By the way, in 1292, the Italian merchant and explorer Marco Polo, who came to India while landing on the Coromandel Coast of South Indian, wrote that ‘although most people abstained from alcohol, many people were accustomed to chewing a leaf called tambur (paan), sometimes- Sometimes it was mixed with camphor and other spices. Apart from this, the Moroccan scholar Ibn Battuta, who came to India in the 14th century, has written that the palace meal in the Delhi Sultanate ended with paan.
Betel species on the basis of properties and composition
The special thing is that the practice of paan in India continues even today. Go to any state in India, people will definitely get to eat paan. People enjoy eating so much that they keep beautiful pandan in their homes. In the Lucknowi and Hyderabadi culture, only paan fills the juice. By the way, two varieties of betel are called, Desi and Banarasi. But on scientific basis it has six major species, Bangla, Magahi, Sanchi, Deshavari, Kapoori and Mithi leaf paan. This classification has been done on the basis of the structure of leaves and their chemical properties. The betel is full of virtues. It contains antioxidant, anti-inflammatory compound ingredients including anti-microbial and anti-diabetic properties. Are included. Consumption of betel leaves is also helpful in preventing high blood pressure and high cholesterol.
Scientifically, there are six major species of it, Bangla, Magahi, Sanchi, Deshavari, Kapoori and Mithi leaf paan.

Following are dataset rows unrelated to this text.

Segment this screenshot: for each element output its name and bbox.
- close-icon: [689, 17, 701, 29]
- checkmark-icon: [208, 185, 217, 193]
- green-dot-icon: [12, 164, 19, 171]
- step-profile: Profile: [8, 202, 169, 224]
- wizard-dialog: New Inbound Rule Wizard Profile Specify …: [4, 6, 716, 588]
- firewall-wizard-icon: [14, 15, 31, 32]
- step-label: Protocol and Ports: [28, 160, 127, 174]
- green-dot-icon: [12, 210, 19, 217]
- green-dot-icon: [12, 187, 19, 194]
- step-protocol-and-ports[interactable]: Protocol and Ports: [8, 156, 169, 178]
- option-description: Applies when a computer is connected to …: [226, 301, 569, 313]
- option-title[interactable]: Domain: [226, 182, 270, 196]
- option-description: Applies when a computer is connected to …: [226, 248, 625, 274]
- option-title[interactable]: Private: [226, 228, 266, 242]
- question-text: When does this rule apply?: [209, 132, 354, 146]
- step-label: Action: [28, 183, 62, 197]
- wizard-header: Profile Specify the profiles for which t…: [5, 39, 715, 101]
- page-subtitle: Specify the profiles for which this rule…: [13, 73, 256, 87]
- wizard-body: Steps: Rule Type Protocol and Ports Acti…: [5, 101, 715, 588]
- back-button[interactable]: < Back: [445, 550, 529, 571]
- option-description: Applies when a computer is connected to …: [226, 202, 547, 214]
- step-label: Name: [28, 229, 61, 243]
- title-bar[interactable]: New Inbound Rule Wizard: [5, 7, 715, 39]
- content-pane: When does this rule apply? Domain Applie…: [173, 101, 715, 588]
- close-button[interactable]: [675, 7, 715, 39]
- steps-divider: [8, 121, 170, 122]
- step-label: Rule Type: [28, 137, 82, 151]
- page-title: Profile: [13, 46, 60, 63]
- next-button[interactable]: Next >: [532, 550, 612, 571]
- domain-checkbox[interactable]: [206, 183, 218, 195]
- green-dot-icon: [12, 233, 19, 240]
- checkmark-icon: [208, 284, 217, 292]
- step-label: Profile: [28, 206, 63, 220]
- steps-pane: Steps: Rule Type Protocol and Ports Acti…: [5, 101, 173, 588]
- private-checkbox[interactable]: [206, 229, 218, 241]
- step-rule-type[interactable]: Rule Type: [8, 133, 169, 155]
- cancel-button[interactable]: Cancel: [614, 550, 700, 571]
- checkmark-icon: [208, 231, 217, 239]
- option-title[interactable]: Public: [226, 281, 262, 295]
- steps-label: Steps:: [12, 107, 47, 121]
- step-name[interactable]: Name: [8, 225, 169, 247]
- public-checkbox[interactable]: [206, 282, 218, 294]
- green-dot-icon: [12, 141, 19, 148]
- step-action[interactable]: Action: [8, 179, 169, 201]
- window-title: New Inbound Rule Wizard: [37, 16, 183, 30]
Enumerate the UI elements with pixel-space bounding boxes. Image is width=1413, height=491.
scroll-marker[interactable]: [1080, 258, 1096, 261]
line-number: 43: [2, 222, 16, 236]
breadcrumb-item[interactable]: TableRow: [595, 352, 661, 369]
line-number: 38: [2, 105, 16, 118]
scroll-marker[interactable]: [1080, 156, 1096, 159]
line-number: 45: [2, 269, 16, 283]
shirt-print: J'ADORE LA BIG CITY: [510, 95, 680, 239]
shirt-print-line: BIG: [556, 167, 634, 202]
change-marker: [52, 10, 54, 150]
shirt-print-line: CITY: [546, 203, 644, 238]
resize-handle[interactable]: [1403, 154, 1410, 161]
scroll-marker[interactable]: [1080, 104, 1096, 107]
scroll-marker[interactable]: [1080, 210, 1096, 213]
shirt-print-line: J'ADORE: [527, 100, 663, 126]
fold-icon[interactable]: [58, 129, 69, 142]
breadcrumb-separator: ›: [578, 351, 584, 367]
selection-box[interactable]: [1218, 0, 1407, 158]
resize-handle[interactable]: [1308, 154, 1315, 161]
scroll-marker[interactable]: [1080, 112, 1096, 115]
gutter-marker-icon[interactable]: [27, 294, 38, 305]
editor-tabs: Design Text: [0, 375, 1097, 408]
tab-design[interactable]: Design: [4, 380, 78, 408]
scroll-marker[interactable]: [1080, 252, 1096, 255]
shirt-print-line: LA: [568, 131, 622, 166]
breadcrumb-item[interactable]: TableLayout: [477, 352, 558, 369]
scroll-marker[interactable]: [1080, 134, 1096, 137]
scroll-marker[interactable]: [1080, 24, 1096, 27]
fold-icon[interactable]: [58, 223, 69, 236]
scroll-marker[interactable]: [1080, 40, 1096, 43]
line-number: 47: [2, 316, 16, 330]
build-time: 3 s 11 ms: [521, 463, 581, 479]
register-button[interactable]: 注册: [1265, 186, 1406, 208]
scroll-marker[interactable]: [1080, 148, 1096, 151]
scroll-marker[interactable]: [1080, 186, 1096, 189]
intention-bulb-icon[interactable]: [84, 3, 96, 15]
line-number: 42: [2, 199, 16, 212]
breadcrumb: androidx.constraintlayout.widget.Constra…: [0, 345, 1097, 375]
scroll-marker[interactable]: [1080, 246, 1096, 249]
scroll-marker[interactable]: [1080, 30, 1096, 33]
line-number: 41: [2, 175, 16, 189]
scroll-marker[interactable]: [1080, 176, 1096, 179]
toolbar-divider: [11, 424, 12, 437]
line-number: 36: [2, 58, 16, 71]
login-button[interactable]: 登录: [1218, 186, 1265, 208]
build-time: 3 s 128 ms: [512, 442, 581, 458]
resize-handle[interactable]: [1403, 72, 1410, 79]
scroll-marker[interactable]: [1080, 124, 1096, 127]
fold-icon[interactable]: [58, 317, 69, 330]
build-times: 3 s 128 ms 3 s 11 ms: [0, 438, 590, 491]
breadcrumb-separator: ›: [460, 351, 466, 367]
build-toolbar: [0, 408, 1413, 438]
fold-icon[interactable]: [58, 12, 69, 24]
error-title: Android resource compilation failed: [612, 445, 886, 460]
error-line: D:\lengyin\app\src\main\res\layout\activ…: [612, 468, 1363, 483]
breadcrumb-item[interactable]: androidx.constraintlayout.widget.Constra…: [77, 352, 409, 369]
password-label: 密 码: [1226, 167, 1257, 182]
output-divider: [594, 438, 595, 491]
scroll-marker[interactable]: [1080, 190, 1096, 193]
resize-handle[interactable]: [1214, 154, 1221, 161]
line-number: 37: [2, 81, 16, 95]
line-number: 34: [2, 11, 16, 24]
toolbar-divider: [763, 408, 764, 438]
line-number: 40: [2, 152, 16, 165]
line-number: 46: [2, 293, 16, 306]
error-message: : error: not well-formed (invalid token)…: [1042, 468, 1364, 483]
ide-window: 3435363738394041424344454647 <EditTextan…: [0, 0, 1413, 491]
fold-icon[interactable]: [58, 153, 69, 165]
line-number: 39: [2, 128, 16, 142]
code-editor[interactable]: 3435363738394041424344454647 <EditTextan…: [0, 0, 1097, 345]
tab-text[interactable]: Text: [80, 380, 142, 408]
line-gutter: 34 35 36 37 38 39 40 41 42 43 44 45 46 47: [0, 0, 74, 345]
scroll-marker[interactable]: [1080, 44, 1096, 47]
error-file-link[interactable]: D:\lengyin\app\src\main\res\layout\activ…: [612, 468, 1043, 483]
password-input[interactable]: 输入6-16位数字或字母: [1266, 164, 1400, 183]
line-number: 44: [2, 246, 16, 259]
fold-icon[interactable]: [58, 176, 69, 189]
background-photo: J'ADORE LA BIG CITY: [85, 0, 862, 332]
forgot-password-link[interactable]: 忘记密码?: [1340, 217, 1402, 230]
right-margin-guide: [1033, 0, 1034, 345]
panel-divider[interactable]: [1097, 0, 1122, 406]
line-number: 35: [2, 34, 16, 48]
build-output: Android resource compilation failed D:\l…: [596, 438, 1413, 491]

Also treats wounds and inflammations
According to Ayurvedacharya Dr. RP Parashar and dietician Rama Gupta, vitamin A is abundant in betel leaves. Apart from this, carotene, calcium and vitamins like B3, B2, B1 and C are also found in it. Chewing betel leaf with fragrant betel nut and other sattvik things is very beneficial, it stops mucus, purifies the mouth, indigestion and respiratory diseases are removed. It digests the food. Modern studies have proven that betel is considered to be very beneficial for the treatment of wounds and inflammations. By eating betel, the teeth become strong, diseases of tongue and lips do not come close and swelling in the chest is reduced.
Betel leaf can also help to some extent in getting rid of acne and ulcers as well. If paan is eaten with tobacco, then it will become very harmful for the body. Continuous and excessive consumption of betel can also cause problems for the body. This not only damages the teeth, it can also cause cancer. The taste of the mouth goes away due to the consumption of more paan and the body temperature also increases. Its excessive consumption can cause allergies in the body.